As ações da Apple (AAPL.US) registam uma subida de cerca de 1,5%, apesar da queda cada vez mais acentuada do índice Nasdaq 100 (US100: -1,4%). O título beneficia da resolução, acabada de anunciar, do litígio da empresa com a Comissão Europeia, bem como das saídas de capital dos setores centrados na IA, num contexto de crescentes receios quanto à dívida e à inflação.
A empresa anunciou revisões aos seus termos para programadores na União Europeia, com vista a resolver um litígio antitrust em curso ao abrigo da Lei dos Mercados Digitais, na sequência de uma multa anterior no valor de 500 milhões de euros. Com efeito a partir de 1 de outubro, as atualizações unificam os termos para programadores num único quadro, ajustam as taxas de comissão e introduzem salvaguardas que impedem as aplicações de redirecionar utilizadores com menos de 13 anos para fora da App Store para efetuarem pagamentos externos.

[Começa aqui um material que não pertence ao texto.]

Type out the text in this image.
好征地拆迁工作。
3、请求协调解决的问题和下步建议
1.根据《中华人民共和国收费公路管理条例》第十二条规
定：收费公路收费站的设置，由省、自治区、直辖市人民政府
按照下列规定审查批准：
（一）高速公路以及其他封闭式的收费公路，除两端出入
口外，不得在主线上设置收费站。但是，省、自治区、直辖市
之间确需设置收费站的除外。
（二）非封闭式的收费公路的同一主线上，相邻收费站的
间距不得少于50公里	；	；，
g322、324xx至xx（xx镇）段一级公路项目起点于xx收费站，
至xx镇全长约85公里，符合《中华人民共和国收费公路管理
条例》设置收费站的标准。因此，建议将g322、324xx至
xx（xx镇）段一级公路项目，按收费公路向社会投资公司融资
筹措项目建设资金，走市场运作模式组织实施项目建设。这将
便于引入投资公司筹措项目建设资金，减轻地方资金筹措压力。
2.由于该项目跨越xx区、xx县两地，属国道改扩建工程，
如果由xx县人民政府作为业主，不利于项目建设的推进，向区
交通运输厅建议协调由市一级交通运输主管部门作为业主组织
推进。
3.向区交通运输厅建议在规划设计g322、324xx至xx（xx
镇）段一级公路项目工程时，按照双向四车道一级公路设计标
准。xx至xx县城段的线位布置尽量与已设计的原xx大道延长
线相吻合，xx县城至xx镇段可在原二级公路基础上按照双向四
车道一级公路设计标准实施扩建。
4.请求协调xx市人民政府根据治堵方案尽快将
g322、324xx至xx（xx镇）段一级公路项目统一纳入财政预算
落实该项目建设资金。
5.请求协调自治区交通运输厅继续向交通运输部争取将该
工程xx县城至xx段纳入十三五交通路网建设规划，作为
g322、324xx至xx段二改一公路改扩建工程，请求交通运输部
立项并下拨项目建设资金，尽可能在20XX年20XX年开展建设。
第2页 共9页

As alterações respondem aos mandatos regulamentares da UE que exigem que as plataformas permitam a distribuição alternativa de aplicações e o encaminhamento sem entraves dos clientes para opções de compra de terceiros. A Comissão Europeia acolheu favoravelmente os ajustamentos e planeia supervisionar a sua implementação, ajudando a Apple a evitar potenciais sanções por incumprimento que podem atingir 10% da receita anual mundial.
Apple (D1)
As ações da Apple estão a registar uma recuperação constante após terem encontrado um suporte resiliente na zona de procura destacada, perto do nível de retração de Fibonacci de 61,8% (300 dólares). Este piso manteve-se firme na sequência da correção pós-resultados, desencadeada por preocupações com uma procura chinesa mais fraca. Fundamentalmente, o preço mantém-se resiliente acima da MME de 100 dias em ascensão (298,53 dólares), mantendo intacta a tendência primária de alta. Atualmente a subir acima da retracção de 50,0% (309,11 dólares) e da MME de 10 dias (309,06 dólares), a Apple aproxima-se de um teste imediato à MME de 30 dias (312,15 dólares). Uma quebra definitiva acima deste obstáculo dinâmico poderá abrir caminho para os 317,46 dólares (38,2% de Fibonacci).

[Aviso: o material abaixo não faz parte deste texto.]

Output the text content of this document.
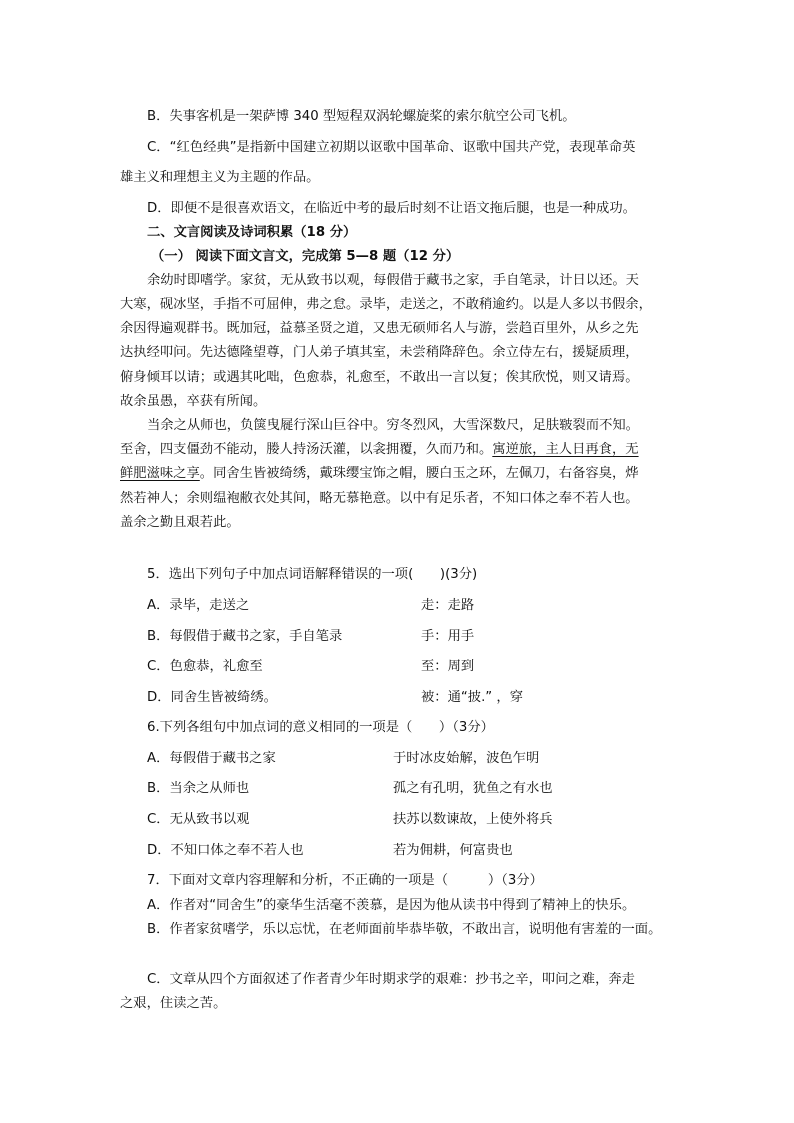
B．失事客机是一架萨博 340 型短程双涡轮螺旋桨的索尔航空公司飞机。
C．“红色经典”是指新中国建立初期以讴歌中国革命、讴歌中国共产党，表现革命英
雄主义和理想主义为主题的作品。
D．即便不是很喜欢语文，在临近中考的最后时刻不让语文拖后腿，也是一种成功。
二、文言阅读及诗词积累（18 分）
（一） 阅读下面文言文，完成第 5—8 题（12 分）
余幼时即嗜学。家贫，无从致书以观，每假借于藏书之家，手自笔录，计日以还。天
大寒，砚冰坚，手指不可屈伸，弗之怠。录毕，走送之，不敢稍逾约。以是人多以书假余，
余因得遍观群书。既加冠，益慕圣贤之道，又患无硕师名人与游，尝趋百里外，从乡之先
达执经叩问。先达德隆望尊，门人弟子填其室，未尝稍降辞色。余立侍左右，援疑质理，
俯身倾耳以请；或遇其叱咄，色愈恭，礼愈至，不敢出一言以复；俟其欣悦，则又请焉。
故余虽愚，卒获有所闻。
当余之从师也，负箧曳屣行深山巨谷中。穷冬烈风，大雪深数尺，足肤皲裂而不知。
至舍，四支僵劲不能动，媵人持汤沃灌，以衾拥覆，久而乃和。寓逆旅，主人日再食，无
鲜肥滋味之享。同舍生皆被绮绣，戴珠缨宝饰之帽，腰白玉之环，左佩刀，右备容臭，烨
然若神人；余则缊袍敝衣处其间，略无慕艳意。以中有足乐者，不知口体之奉不若人也。
盖余之勤且艰若此。
5．选出下列句子中加点词语解释错误的一项(　　)(3分)
A．录毕，走送之	走：走路
B．每假借于藏书之家，手自笔录	手：用手
C．色愈恭，礼愈至	至：周到
D．同舍生皆被绮绣。	被：通“披.” ，穿
6.下列各组句中加点词的意义相同的一项是（　　）（3分）
A．每假借于藏书之家	于时冰皮始解，波色乍明
B．当余之从师也	孤之有孔明，犹鱼之有水也
C．无从致书以观	扶苏以数谏故，上使外将兵
D．不知口体之奉不若人也	若为佣耕，何富贵也
7．下面对文章内容理解和分析，不正确的一项是（　　　）（3分）
A．作者对“同舍生”的豪华生活毫不羡慕，是因为他从读书中得到了精神上的快乐。
B．作者家贫嗜学，乐以忘忧，在老师面前毕恭毕敬，不敢出言，说明他有害羞的一面。
C．文章从四个方面叙述了作者青少年时期求学的艰难：抄书之辛，叩问之难，奔走
之艰，住读之苦。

A Apple continua a ser uma aposta válida «anti-IA»?
As valorizações de hoje das ações da Apple também destacam o seu papel crescente como proteção contra a tendência mais ampla da IA. As ações estão a ser negociadas em alta, enquanto os gigantes dos semicondutores e da memória enfrentam uma nova onda de aversão ao risco (Nvidia: -2,3%, ASML: -4,6%, SK Hynix: -8,3%, SanDisk: -8,6%), à medida que o aumento das taxas de rendibilidade das obrigações comprime os prémios de risco do setor tecnológico.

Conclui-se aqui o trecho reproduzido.